Nilai Tukar Diprediksi Stabil Sambut Pilkada DKI Dua Putaran

Elisa Valenta Sari , CNN Indonesia | Jumat, 17/02/2017 04:38 WIB
Nilai Tukar Diprediksi Stabil Sambut Pilkada DKI Dua Putaran
Jakarta, CNN Indonesia -- Kondisi nilai tukar rupiah terhadap dolar Amerika Serikat diprediksi tetap stabil usai pemilihan kepala daerah (pilkada) serentak di 101 daerah. Gubernur Bank Indonesia (BI) Agus Martowardojo bilang, kestabilan nilai tukar rupiah masih akan terjaga, meski sejumlah daerah termasuk DKI Jakarta harus lanjut ke putaran kedua.

Pada putaran kedua pilkada DKI Jakarta nanti, pasangan petahana Basuki Tjahaja Purnama-Djarot Saiful Hidayat akan menghadapi pasangan calon nomor urut tiga. Yakni, Anies Baswedan-Sandiaga Uno.

“Seandainya sekarang ada dua putaran pilkada di Jakarta, kita doakan ini supaya lancar," ujar Agus, Kamis (16/2).

Mantan menteri keuangan itu mengatakan, penyelenggaraan pemilihan umum baik tingkat kepala negara maupun kepala daerah, selalu memberikan dampak ekonomi yang signifikan.
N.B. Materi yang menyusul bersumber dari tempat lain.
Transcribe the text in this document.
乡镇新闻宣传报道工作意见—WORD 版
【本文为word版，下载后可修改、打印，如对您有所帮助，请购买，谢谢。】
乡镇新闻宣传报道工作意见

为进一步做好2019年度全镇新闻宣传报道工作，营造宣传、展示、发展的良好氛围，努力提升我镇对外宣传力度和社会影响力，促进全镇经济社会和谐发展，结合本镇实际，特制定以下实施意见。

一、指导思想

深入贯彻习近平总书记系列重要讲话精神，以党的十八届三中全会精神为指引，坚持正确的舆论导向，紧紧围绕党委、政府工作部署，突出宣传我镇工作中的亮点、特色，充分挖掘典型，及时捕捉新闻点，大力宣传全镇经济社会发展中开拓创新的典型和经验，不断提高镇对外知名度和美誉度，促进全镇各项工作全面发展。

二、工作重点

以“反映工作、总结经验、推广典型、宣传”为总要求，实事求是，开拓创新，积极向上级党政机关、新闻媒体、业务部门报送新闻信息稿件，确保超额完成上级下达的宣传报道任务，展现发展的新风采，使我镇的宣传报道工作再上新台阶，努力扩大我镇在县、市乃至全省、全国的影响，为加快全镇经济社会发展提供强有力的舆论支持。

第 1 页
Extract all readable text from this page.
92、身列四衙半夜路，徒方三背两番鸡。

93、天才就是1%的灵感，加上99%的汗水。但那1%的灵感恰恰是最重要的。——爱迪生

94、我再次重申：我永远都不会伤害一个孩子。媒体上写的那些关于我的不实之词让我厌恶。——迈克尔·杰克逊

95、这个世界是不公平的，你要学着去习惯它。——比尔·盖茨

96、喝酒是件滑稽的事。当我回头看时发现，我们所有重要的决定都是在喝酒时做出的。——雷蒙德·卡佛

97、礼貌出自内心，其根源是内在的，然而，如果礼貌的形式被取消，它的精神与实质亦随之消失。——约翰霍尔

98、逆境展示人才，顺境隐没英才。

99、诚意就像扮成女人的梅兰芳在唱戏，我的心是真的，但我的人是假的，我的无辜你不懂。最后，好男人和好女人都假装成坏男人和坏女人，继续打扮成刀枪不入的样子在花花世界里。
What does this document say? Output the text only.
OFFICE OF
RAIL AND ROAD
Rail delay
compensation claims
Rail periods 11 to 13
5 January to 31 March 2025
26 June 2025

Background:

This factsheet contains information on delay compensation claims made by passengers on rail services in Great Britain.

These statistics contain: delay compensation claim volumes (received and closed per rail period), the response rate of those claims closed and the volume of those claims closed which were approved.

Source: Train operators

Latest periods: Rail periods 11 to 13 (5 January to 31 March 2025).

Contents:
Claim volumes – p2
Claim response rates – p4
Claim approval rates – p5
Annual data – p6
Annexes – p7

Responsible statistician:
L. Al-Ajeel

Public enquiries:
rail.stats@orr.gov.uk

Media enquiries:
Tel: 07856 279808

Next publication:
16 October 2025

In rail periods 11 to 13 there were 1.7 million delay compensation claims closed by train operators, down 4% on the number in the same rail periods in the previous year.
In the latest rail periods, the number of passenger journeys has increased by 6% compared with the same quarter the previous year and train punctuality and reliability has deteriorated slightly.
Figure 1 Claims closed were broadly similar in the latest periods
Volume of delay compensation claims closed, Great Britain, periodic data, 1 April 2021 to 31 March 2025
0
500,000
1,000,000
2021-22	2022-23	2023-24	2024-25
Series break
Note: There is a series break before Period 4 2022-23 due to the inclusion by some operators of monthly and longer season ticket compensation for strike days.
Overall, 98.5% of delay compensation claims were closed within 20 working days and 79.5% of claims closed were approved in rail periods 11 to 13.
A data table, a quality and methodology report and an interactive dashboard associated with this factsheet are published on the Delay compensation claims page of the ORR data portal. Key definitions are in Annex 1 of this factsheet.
Konsumsi masyarakat diyakini meningkat selama penyelanggaraan kampanye para pasangan calon.

"Secara umum, kalau kami lakukan kajian setiap kita ada pilkada itu pertumbuhan ekonomi dibantu karena konsumsi daripada masyarakat meningkat. Konsumsi meningkat ini tentu mendukung pertumbuhan ekonomi secara nasional,” terang dia.

Ia berharap, dalam penyelenggaraan pilkada putaran kedua nanti, pihak-pihak yang terlibat dalam pesta demokrasi tersebut tetap menjaga kondusif keamanan Indonesia. Hal ini penting guna menjaga kepercayaan investor yang menanamkan modalnya di Indonesia. 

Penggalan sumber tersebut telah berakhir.